RAG should be add-in for multipage document pdf #133

doncat99 · 2024-12-11T07:09:26Z

doncat99
Dec 11, 2024

instructor.exceptions.InstructorRetryException: litellm.BadRequestError: litellm.ContextWindowExceededError: ContextWindowExceededError: OpenAIException - Error code: 400 - {'error': {'message': "openai error: Invalid 'messages[1].content': string too long. Expected a string with maximum length 1048576, but got a string with length 1976458 instead. (request id: 2024121114571845225027487090505) (request id: 2024121114572763326430369052749) (request id: 2024121114572718113572229234539) (request id: 2024121114572676525390052321699) (request id: 202412111457268173112210109997) (request id: 2024121114572460819032852968468)", 'type': 'invalid_request_error', 'param': 'messages[1].content', 'code': 'string_above_max_length'}}

enoch3712 · 2024-12-11T11:15:26Z

enoch3712
Dec 11, 2024
Maintainer

Hello @doncat99 !

Im finishing this today, advanced mapping , that will be able to extract beyond context window and token count.

Is this the exception correct? I have that fixed in a few hours

Now, RAG will not be added.
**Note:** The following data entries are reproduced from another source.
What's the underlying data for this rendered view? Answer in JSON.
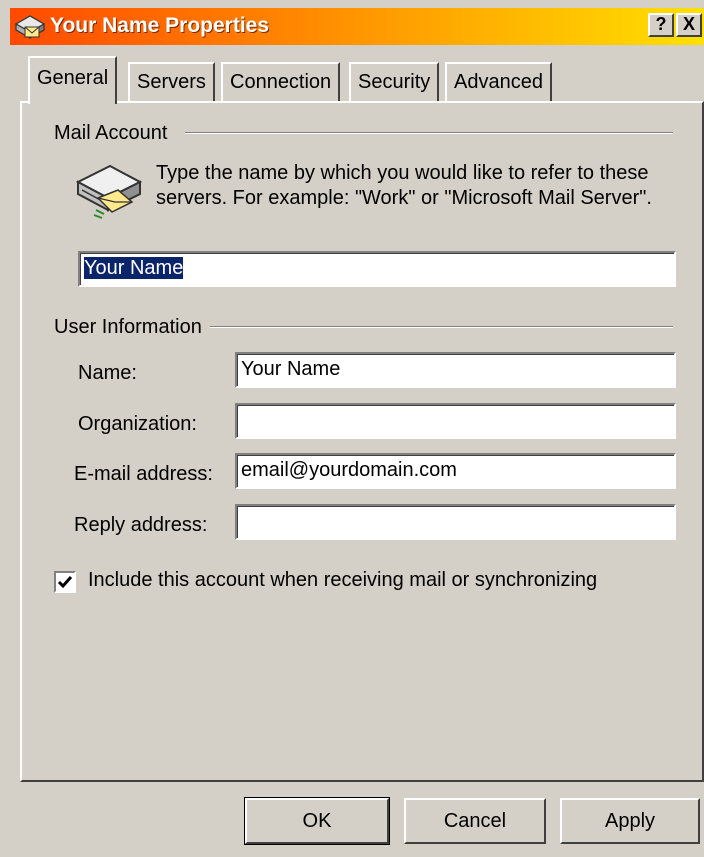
{
  "window": {
    "title": "Your Name Properties",
    "help_label": "?",
    "close_label": "X"
  },
  "tabs": [
    {
      "label": "General",
      "active": true
    },
    {
      "label": "Servers",
      "active": false
    },
    {
      "label": "Connection",
      "active": false
    },
    {
      "label": "Security",
      "active": false
    },
    {
      "label": "Advanced",
      "active": false
    }
  ],
  "mail_account": {
    "heading": "Mail Account",
    "description": "Type the name by which you would like to refer to these servers.  For example: \"Work\" or \"Microsoft Mail Server\".",
    "account_name_value": "Your Name"
  },
  "user_info": {
    "heading": "User Information",
    "name_label": "Name:",
    "name_value": "Your Name",
    "organization_label": "Organization:",
    "organization_value": "",
    "email_label": "E-mail address:",
    "email_value": "email@yourdomain.com",
    "reply_label": "Reply address:",
    "reply_value": ""
  },
  "include_account": {
    "label": "Include this account when receiving mail or synchronizing",
    "checked": true
  },
  "buttons": {
    "ok": "OK",
    "cancel": "Cancel",
    "apply": "Apply"
  }
}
There is plenty of RAG librabries out there, this project will evolve into vertical agents.

0 replies

doncat99 · 2024-12-12T06:23:58Z

doncat99
Dec 12, 2024
Author

Great Job! @enoch3712

I will try it out and give you feedback ASAP.

0 replies

doncat99 · 2024-12-12T10:02:15Z

doncat99
Dec 12, 2024
Author

I just made a temp patch logic to have my 600-page PDF file accepted by Openai API.

I cut the 600 pages into pieces and analyzed them from chapters to sections.

The benefit is that, if I have a complex multi-layer data model framework, the LLM can keep focusing and not miss data.

nevertheless, I think advanced mapping will make it much easier and faster.

    def save_pages_to_new_pdf(input_pdf_path, output_pdf_path, page_numbers):
        """
        Extracts specified pages from a PDF and saves them into a new PDF.

        Args:
            input_pdf_path (str): Path to the original PDF file.
            output_pdf_path (str): Path to save the new PDF file.
            page_numbers (list of int): List of page numbers to extract (0-indexed).
        """
        # Load the original PDF
        reader = PdfReader(input_pdf_path)
        writer = PdfWriter()

        # Add specified pages to the writer
        for page_number in page_numbers:
            if 0 <= page_number < len(reader.pages):  # Ensure the page number is valid
                writer.add_page(reader.pages[page_number])
            else:
                print(f"Page number {page_number + 1} is out of range.")

        # Write to the new PDF
        with open(output_pdf_path, "wb") as output_pdf:
            writer.write(output_pdf)
        print(f"New PDF saved to: {output_pdf_path}")

0 replies

enoch3712 · 2024-12-12T12:12:26Z

enoch3712
Dec 12, 2024
Maintainer

@doncat99 Yes, thank you!

I do exactly the same, with the strategy PAGING. The problem is now is in the similar fields, where i need to choose the ambigous. Works but im still testing

I ping you once is pushed

0 replies

enoch3712 · 2024-12-13T13:18:13Z

enoch3712
Dec 13, 2024
Maintainer

hey @doncat99

Sorry for the delay, but i pull it off now after a couple of good tests .

#119

As you can see is a big one, but has a problem that im going to solve now, is that the documentLoader.load is not universal, so i need to take care of that.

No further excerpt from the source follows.